Soviet radar calibration target satellite

Kosmos 222 (Космос 222 meaning Cosmos 222), known before launch as DS-P1-Yu No.12, was a Soviet satellite which was used as a radar calibration target for tests of anti-ballistic missiles. It was built by the Yuzhnoye Design Bureau, and launched in 1968 as part of the Dnepropetrovsk Sputnik programme. It had a mass of 325 kg.

Kosmos 222 was launched from Site 133/3 at the Plesetsk Cosmodrome, atop a Kosmos-2I 63SM carrier rocket. The launch occurred on 30 May 1968 at 20:29:49 GMT, and resulted in Kosmos 222's successful deployment into low Earth orbit. Upon reaching orbit, it was assigned its Kosmos designation, and received the International Designator 1968-044A.

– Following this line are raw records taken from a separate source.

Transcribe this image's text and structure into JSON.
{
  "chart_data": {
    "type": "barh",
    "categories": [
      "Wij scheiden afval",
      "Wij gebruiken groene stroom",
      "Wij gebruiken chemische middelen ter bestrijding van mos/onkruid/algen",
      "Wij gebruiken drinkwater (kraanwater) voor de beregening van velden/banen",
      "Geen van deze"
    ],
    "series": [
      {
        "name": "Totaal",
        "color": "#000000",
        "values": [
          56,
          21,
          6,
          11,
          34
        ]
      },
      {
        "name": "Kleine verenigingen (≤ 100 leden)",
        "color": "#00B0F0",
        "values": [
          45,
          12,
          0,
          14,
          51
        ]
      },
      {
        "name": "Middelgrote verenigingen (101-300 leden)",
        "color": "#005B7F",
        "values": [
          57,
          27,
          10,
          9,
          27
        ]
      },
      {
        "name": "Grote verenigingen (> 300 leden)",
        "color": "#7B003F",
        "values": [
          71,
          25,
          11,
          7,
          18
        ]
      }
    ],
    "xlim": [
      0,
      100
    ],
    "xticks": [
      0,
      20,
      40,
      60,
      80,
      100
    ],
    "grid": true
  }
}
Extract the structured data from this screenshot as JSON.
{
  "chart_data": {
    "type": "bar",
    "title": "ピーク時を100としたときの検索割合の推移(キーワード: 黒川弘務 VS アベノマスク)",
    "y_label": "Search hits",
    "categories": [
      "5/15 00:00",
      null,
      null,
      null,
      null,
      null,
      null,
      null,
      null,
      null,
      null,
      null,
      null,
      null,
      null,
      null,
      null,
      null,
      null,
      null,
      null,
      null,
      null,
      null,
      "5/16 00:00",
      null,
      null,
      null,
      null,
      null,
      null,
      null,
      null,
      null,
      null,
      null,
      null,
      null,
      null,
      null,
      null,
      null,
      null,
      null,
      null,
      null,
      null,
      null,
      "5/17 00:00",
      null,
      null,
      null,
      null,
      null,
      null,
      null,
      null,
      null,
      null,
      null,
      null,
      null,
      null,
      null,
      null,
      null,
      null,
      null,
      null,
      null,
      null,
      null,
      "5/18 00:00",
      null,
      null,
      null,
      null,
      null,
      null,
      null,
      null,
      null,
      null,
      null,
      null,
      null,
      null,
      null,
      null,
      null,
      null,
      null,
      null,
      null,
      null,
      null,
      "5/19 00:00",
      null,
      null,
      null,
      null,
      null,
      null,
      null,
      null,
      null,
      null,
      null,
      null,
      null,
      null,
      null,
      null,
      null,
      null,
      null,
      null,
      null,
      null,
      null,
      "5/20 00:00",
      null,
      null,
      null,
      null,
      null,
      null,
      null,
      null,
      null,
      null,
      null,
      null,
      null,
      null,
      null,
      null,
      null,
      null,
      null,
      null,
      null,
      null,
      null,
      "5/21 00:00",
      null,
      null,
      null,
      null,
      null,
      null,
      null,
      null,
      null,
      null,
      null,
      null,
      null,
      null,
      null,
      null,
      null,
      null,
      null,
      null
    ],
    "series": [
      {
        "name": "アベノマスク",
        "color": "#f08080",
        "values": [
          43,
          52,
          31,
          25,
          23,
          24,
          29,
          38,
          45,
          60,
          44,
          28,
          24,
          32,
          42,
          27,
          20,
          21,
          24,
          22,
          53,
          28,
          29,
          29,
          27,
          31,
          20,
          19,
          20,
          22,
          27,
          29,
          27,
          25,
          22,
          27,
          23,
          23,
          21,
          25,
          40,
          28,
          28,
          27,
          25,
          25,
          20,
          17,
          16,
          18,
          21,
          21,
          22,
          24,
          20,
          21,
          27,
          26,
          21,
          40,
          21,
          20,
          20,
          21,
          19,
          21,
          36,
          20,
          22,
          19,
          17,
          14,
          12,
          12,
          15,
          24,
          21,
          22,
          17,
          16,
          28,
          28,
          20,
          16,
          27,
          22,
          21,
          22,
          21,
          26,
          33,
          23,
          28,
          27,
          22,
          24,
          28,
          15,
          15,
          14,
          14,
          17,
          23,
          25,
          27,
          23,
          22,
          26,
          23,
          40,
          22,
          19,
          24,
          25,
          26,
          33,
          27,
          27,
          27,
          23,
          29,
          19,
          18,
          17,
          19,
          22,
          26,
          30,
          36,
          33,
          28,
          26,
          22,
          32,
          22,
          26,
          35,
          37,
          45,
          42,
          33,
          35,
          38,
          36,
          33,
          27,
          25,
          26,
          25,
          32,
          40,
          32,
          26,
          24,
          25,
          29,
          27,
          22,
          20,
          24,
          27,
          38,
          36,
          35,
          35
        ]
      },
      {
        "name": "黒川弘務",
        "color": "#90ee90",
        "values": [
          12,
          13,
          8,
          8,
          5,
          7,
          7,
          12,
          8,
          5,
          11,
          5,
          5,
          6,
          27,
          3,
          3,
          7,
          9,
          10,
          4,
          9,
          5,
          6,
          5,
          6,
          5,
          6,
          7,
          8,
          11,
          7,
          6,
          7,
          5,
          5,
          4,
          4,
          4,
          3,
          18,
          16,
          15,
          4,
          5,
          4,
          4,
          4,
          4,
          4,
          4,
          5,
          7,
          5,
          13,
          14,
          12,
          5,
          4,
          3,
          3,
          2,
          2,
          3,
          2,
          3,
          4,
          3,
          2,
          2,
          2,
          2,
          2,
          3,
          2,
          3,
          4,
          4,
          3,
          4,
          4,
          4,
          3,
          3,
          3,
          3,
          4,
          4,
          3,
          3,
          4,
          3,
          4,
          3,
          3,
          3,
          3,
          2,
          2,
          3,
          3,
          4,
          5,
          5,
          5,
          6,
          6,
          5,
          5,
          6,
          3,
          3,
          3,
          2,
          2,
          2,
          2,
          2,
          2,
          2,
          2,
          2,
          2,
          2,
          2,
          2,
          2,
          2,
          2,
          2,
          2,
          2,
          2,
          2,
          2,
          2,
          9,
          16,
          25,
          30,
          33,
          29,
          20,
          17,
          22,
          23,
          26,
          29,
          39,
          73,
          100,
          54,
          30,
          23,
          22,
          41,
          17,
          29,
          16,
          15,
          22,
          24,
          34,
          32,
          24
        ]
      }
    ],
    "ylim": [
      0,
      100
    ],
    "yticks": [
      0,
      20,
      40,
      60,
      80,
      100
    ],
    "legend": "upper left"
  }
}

Kosmos 222 was operated in an orbit with a perigee of 285 km, an apogee of 488 km, an inclination of 71.0°, and an orbital period of 92.3 minutes. It remained in orbit until it decayed and reentered the atmosphere on 11 October 1968. It was the fourteenth of seventy nine DS-P1-Yu satellites to be launched, and the thirteenth of seventy two to successfully reach orbit.